Characterization of a human monoclonal antibody against Shiga toxin 2 expressed in Chinese hamster ovary cells

Abstract

Shiga toxin-producing Escherichia coli infections can often lead to the development of hemolytic-uremic syndrome (HUS) in a small percentage of infected humans. Patients with HUS receive only supportive treatment as the benefit of antibiotic therapy remains uncertain. We have previously reported the generation and preclinical evaluation of neutralizing human monoclonal antibodies (HuMAbs) against the Shiga toxins (Stx). In this paper, we describe the expression in Chinese hamster ovary (CHO) cells of 5C12 HuMAb, which is directed against the A subunit of Stx2. The cDNAs of the light and heavy chain immunoglobulin (Ig) variable regions of 5C12 HuMAb were isolated and cloned into an expression vector containing human IgG1 constant regions. The vector was transfected into CHO cells, and transfectants secreting Stx2-specific antibody were screened by an Stx2-specific enzyme-linked immunosorbent assay. The CHO-produced recombinant 5C12 (r5C12) showed similar specificity and binding affinity to Stx2 as the parent hybridoma-produced 5C12. More significantly, the r5C12 displayed the same neutralizing activity as the parent 5C12 in vitro and in vivo. In the mouse toxicity model, both antibodies significantly and equally prolonged survival at a dose of 0.312 microg/mouse. The data showed that since r5C12, produced in CHO cells, was equally effective as the parent 5C12, it is our choice candidate as a potential prophylactic or therapeutic agent against hemolytic-uremic syndrome.

FIG. 1.

Schematic of the p5C12IgG1 and pDHFRExpress vectors for the expression of recombinant HuMAbs in CHO cell lines using a DHFR-CHO gene amplification system. (A) The pIgG1 expression vector for the expression of Stx2-specific HuMAbs.

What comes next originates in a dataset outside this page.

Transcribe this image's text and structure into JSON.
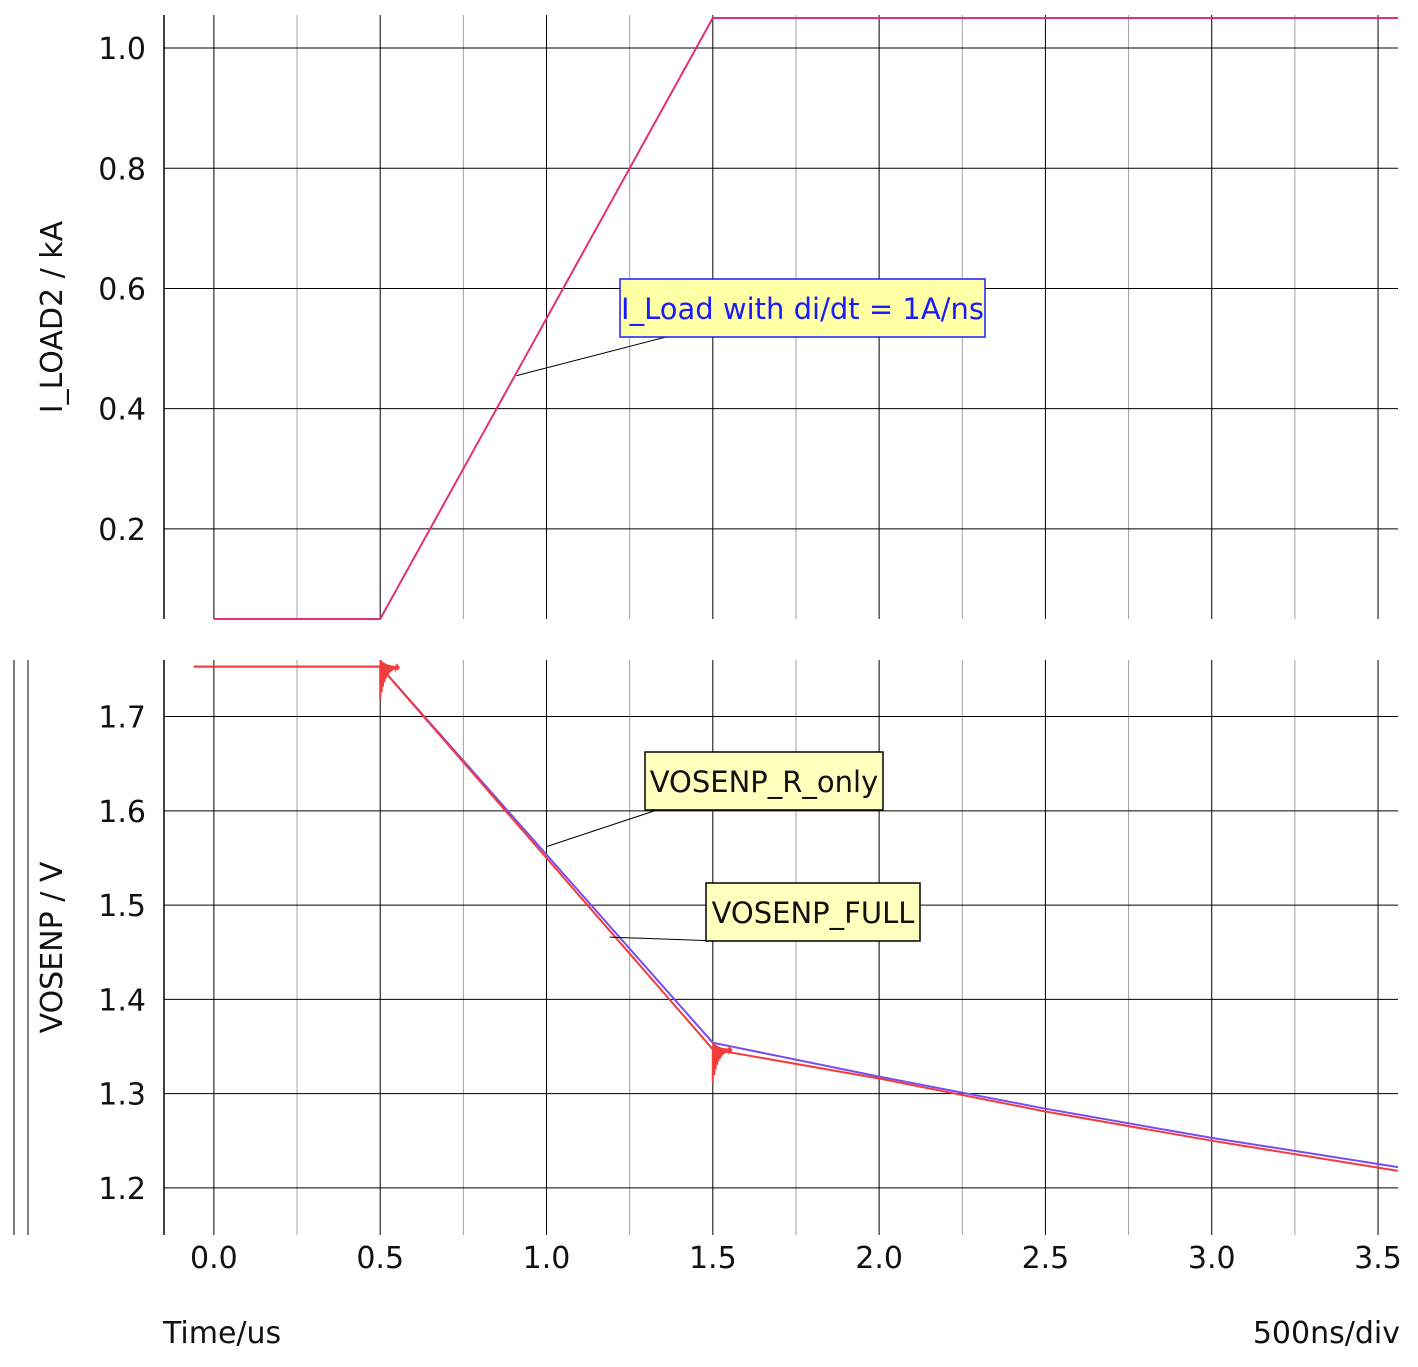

VL/CK, variable and constant region of the κ light chain; VH/Cgamma, variable and IgG1 constant region of the heavy chain; pCMV, CMV promoter; 5H8 pA, polyadenylation signal from the 5H8 HuMAb light chain; BGH pA, polyadenylation signal from bovine growth hormone gene; f1 ori, origin of replication from f1; SV40 ori, SV40 origin of replication; NPT gene, neomycin phosphotransferase gene; ColE1 ori, origin of replication from ColE1; Bla gene, β-lactamase gene. (B) The pDHFRExpress vector, which has a functional mouse DHFR gene in place of the antibody expression cassettes and the xanthine-guanine phosphoribosyltransferase (XGPRT) instead of the NPT gene, but otherwise is identical to the p5C12IgG1 vector. The DHFR gene is expressed from the β-globin major promoter.

FIG. 2.

5C12 production in the CHO (▪) and hybridoma (▴) cell lines. Both cell lines were grown as suspension cultures in 75-cm² flasks in duplicate and were monitored over a 5-day period. (A) Each flask was initially seeded at a density of 3 × 10⁵ cells/ml. Viable cell number was determined by trypan blue exclusion and cells were counted using a hemacytometer. (B) IgG1 production was measured by the IgG quantitation ELISA. Each error bar represents the standard error of the mean.

FIG. 3.

Comparison of the binding affinity and specificity of r5C12 (▪) to the parent 5C12 (•) using an Stx2-specific ELISA. Both antibodies were diluted twofold from 1 μg/ml to 0.4 ng/ml. Plates were coated with Stx2 and blocked, and 5C12 HuMAb (r5C12 or the parent 5C12) was added. Anti-human IgG-Fc coupled to horseradish peroxidase was added, the plates were developed with ο-phenylenediamine solution, the colorimetric reaction was stopped by the addition of sulfuric acid, and the optical density was measured at 490 nm (OD₄₉₀). Each data point represents the average of four replicates (two independent assays). The standard deviation of duplicate data points for each assay was <0.075.

FIG. 4.

Neutralization of Stx2 in a Vero cytotoxicity assay. The percent neutralization of 5 ng of Stx2 by various amounts (1.6 to 50 ng) of r5C12 (filled bars) or the parent 5C12 (open bars) was measured using a Vero cytotoxicity assay. Neutralization curves from two independent assays (triplicate wells) were determined for each antibody and used as a basis for the mean percent neutralization values shown here. Each error bar represents the standard error of the mean.